Initial investigations are fun, but you might be wondering how the migration really went. Thankfully, Pants put together some nice recommendations on how to incrementally adopt their tooling, which wasn't something we had seen from other tools we investigated. We're still very early in our adoption process, but here's what it has looked like so far.
Set up a minimal pants.toml file
Our first pass at a toml file was intentionally minimal and aimed to keep Pants restricted to only the portions of our monorepo that we were ready to migrate. We chose to name our BUILD files BUILD.pants to avoid confusion with existing Bazel integrations. For almost all of the BUILD.pants files we added (thanks to the help of
tailor) we decided to add a
skip_tests=True for the
python_tests targets that got added.
Work through the code and remove
skip_tests=True where possible
Our next step was to go through the repository and pull in small groups of tests to be executed by Pants. Many times, we found that the tests already worked, and it was as simple as removing the
skip_tests declaration. Other times, tests were dependent on other file types (yaml, prototxt, etc.) and needed to be manually included into the BUILD files. The last type of cases that took more work were actually due to the structure of our code. We had modules that fundamentally did not work with the sandboxing that tools like Pants use.

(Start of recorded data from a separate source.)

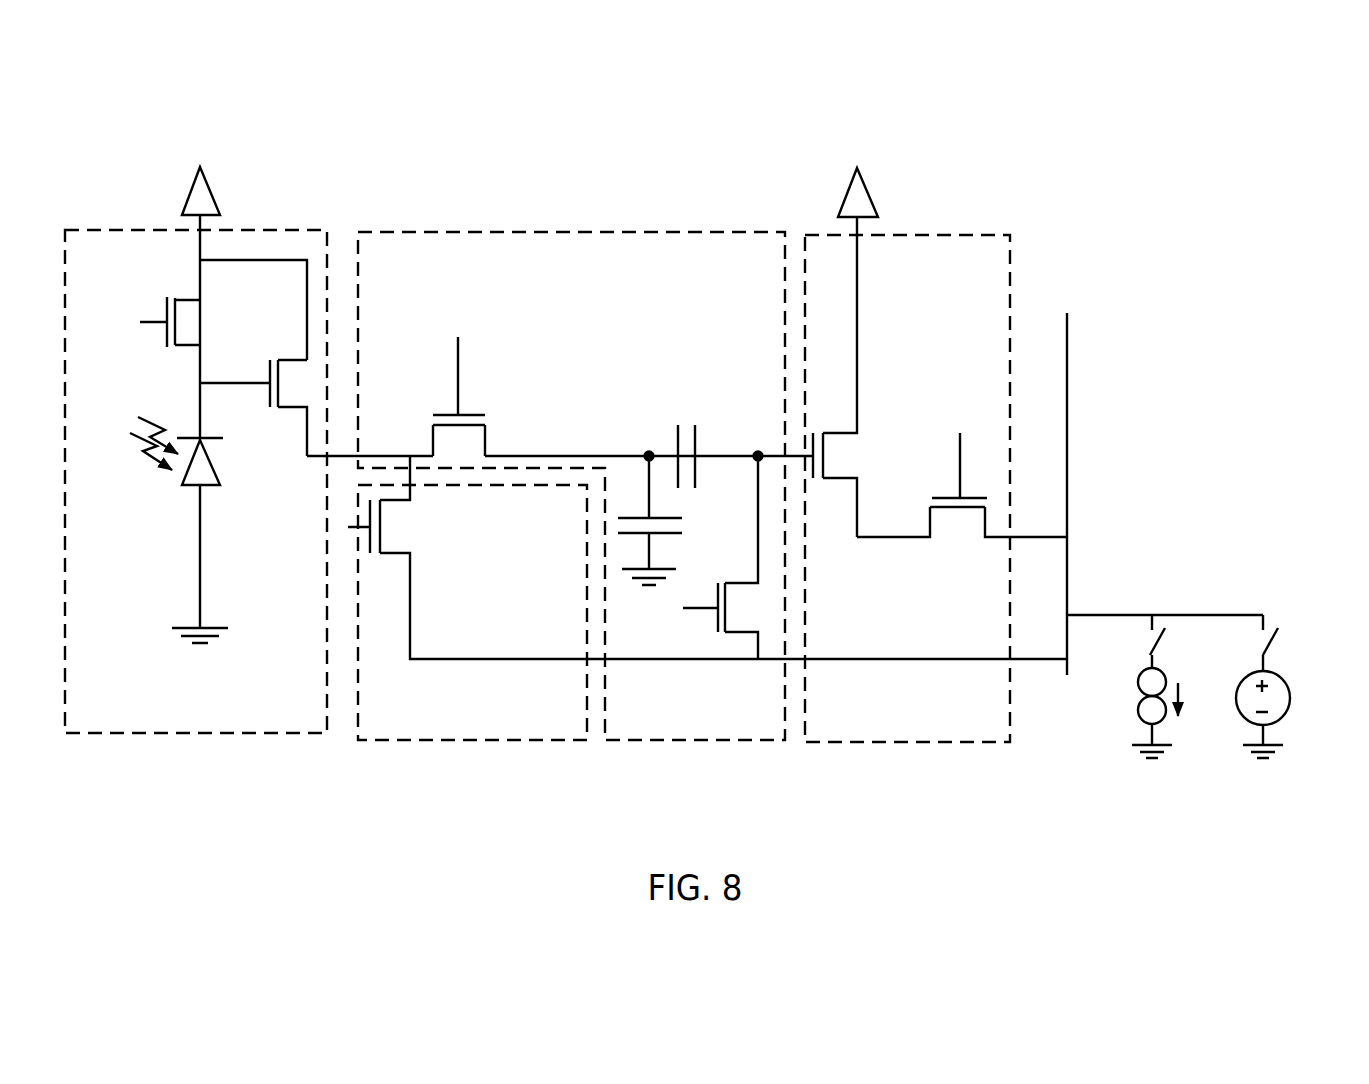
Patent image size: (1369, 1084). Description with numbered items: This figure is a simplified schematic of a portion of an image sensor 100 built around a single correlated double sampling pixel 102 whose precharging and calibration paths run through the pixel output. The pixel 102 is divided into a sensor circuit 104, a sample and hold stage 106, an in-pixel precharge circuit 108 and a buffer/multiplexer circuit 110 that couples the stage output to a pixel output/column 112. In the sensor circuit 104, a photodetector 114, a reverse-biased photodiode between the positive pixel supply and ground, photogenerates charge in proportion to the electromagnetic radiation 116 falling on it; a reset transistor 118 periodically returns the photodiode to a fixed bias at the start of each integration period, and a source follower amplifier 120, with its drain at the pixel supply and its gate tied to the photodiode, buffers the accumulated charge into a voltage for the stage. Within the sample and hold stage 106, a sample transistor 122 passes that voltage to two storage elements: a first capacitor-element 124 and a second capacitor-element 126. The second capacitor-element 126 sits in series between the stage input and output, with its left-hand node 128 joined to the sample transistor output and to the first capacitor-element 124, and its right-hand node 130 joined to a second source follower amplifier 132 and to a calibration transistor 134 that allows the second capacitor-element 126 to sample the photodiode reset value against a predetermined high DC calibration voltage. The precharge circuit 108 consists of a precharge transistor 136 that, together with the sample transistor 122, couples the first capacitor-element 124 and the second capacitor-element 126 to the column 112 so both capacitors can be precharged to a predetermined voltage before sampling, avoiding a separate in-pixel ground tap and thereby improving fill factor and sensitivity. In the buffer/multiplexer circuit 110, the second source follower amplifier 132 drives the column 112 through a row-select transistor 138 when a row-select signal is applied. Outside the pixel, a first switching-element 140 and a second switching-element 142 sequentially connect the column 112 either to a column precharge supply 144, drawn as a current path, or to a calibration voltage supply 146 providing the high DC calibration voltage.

The image sensor 100 is at (566, 441).
The CDS pixel 102 is at (1024, 231).
The sensor circuit 104 is at (196, 441).
The sample and hold (S/H) stage 106 is at (571, 486).
The precharge circuit 108 is at (661, 598).
The buffer/multiplexer circuit 110 is at (936, 441).
The pixel output/column 112 is at (1068, 350).
The photodetector 114 is at (221, 456).
The electromagnetic radiation 116 is at (145, 447).
The reset transistor 118 is at (152, 298).
The source follower amplifier 120 is at (258, 368).
The sample transistor 122 is at (440, 402).
The capacitor-element C1 124 is at (626, 517).
The capacitor-element C2 126 is at (698, 432).
The node 128 is at (647, 453).
The node 130 is at (753, 459).
The second source follower amplifier 132 is at (865, 456).
The calibration transistor 134 is at (742, 650).
The precharge transistor 136 is at (372, 562).
The row-select transistor 138 is at (956, 545).
The switching-element 140 is at (1133, 639).
The switching-element 142 is at (1255, 637).
The column precharge supply 144 is at (1138, 706).
The Vcalib supply 146 is at (1275, 728).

Tune continuous integration performance
One of the main reasons for choosing Pants was the ability to make our build system more scalable and only execute what was necessary. We found it incredibly easy to hook in our existing remote caching systems to Pants, and added other nice features like running
tailor in a check-only mode to highlight any inconsistencies in our repo. As a side benefit, Pants has helped us gain better insight into our repository by being able to easily scan for and report the transitive dependencies of modules. Having that insight has helped us plan out how to minimize the coupling of our modules.
Use Docker integrations for packaging microservices
Prior to using Pants, we had a laborious process that involved building our repository as a wheel and installing that into our Docker containers. This process only got worse as our repo grew, so it was high on our list to remediate. Pants solved this issue for us fairly easily through the use of PEX binaries in Docker containers. Pants already has great support for both of these targets, so the transition was easy to manage. The only issue we came across was learning that some of our files targets had to be turned into resources to get packaged along with our PEX binaries.
Overall, there has been a pretty minimal impact to our developer workflows and our software developers have adopted it fairly easily. As with any new tool, there are always interesting edge cases of memory and CPU usage that pop up from time to time. We're excited for the future of Pants to see how we can continue to integrate it more deeply into our repository!